Ritorniamo ancora una volta sui nostri passi. La parte finale del sentiero che conduce alla nostra auto passa, dopo una lunga discesa tra la macchia mediterranea, all’interno di una vasta area invasa da felci enormi, quasi più alte di noi: ci verrebbe quasi voglia di metterci a nuotare, attraverso questo verde mare leggermente mosso dal vento. Al di fuori della vegetazione, ci ritroviamo su una sterrata di collegamento: la nostra auto è lì, sulla sinistra, a poca distanza ma, dato che ci siamo, attraversiamo e imbocchiamo un sentierino che si dirige alla nostra destra, per giungere in un’altra zona dove il verde è sostituito dal grigio della pietra vulcanica.
Qui possiamo osservare delle caratteristiche grotticelle, ricavate lungo i fianchi delle varie formazioni rocciose che si sviluppano in lunghe creste frastagliate.
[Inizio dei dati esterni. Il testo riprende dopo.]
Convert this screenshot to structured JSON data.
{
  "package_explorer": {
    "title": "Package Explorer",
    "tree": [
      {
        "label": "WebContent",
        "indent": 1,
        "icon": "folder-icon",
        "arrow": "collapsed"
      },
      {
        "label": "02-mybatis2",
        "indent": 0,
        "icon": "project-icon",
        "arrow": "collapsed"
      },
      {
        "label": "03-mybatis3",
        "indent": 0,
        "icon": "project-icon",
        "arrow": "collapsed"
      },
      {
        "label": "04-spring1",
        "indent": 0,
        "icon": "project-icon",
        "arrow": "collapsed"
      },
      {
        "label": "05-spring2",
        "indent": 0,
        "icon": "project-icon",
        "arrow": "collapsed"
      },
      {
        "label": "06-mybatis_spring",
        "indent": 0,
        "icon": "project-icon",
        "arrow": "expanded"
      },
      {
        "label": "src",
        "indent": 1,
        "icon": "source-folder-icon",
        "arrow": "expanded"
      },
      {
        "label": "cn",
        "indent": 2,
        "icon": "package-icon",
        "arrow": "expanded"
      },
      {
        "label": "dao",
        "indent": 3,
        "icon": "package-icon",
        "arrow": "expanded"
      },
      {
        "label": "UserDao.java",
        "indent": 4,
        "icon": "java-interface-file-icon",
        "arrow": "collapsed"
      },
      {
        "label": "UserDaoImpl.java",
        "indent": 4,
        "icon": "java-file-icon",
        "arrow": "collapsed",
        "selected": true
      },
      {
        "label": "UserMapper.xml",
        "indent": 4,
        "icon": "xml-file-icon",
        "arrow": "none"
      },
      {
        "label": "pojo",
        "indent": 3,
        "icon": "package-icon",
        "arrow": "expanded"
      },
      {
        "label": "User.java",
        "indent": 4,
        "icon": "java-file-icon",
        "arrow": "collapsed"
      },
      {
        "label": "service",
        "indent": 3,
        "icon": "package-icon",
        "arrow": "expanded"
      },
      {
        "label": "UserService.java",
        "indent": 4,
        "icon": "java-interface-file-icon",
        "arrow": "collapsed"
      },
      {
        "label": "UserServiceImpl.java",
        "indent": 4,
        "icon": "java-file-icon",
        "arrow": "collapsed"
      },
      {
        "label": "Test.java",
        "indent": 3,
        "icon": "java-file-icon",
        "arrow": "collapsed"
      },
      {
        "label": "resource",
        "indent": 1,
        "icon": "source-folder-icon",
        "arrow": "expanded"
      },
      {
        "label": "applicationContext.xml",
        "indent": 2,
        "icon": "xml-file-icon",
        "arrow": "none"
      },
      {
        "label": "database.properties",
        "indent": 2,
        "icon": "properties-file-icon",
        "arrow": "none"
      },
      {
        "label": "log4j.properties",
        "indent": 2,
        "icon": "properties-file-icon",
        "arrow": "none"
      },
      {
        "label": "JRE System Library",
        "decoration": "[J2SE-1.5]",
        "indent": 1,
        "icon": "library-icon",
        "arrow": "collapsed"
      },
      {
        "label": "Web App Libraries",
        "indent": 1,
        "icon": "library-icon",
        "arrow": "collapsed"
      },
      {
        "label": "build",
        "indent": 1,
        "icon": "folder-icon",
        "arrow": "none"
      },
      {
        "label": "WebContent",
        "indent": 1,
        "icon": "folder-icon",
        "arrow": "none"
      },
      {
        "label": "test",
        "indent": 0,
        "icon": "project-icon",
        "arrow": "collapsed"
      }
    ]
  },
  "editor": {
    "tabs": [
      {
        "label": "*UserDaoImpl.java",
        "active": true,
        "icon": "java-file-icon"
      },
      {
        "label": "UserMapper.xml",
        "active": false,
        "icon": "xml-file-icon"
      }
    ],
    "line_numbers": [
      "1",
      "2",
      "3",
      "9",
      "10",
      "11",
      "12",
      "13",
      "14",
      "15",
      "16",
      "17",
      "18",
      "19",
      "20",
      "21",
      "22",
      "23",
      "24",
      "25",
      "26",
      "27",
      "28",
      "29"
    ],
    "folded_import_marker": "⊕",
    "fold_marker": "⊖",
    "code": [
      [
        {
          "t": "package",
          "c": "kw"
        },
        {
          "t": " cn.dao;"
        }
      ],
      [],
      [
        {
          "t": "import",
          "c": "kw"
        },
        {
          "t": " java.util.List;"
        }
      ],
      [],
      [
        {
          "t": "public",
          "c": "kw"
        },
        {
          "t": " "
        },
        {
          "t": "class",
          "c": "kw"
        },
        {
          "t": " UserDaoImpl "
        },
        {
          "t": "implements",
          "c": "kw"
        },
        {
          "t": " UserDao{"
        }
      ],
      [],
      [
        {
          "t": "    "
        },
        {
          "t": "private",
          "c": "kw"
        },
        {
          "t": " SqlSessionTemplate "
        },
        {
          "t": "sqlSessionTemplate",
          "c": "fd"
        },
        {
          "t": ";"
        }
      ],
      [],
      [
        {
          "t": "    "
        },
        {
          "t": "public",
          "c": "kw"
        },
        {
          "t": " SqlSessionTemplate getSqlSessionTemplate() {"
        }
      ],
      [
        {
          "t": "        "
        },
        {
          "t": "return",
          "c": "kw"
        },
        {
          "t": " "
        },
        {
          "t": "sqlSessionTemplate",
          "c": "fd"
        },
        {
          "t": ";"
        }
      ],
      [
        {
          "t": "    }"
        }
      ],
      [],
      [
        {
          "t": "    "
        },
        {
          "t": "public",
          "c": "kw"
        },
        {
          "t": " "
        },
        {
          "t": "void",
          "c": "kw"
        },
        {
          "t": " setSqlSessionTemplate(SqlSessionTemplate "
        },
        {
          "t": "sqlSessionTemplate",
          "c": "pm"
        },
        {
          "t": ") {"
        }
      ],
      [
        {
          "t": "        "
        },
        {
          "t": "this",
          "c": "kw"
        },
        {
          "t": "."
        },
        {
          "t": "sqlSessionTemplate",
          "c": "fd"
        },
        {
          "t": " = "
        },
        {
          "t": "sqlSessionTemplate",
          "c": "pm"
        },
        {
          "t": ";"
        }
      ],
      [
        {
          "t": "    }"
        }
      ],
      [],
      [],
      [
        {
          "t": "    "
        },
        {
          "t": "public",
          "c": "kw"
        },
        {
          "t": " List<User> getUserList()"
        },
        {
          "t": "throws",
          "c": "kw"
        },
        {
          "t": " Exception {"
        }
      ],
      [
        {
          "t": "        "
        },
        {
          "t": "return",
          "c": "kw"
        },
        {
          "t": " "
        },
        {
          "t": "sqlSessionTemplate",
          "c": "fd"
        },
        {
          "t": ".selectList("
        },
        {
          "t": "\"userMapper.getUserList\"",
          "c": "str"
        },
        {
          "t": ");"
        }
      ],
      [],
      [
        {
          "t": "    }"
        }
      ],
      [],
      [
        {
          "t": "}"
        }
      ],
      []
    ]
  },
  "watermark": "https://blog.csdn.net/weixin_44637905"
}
Risaliamo le colate basaltiche per osservarne alcune il cui interno sembra liscio e lavorato da mano umana: ci piace pensare che possano essere state utilizzate come rifugio o abitazione in un’epoca molto lontana (da qualche parte abbiamo letto che potrebbero essere addirittura delle domus de janas).

Superiamo, infine, un laghetto artificiale, ritornando sulla strada asfaltata che affianca la pineta di Is Benas e, in pochi passi, ci ritroviamo di nuovo sullo spiazzo dal quale siamo partiti in mattinata. Siamo un pochino stanchi, ma estremamente soddisfatti di questa giornata. La nostra prima volta sul Monte Arci, corrispondente alla nostra prima escursione post-lockdown, non poteva andare meglio di così, tant’è che decidiamo subito di ritornare da queste parti al più presto: questa zona meravigliosamente vasta, verde e un po’ selvaggia merita senz’altro una seconda visita.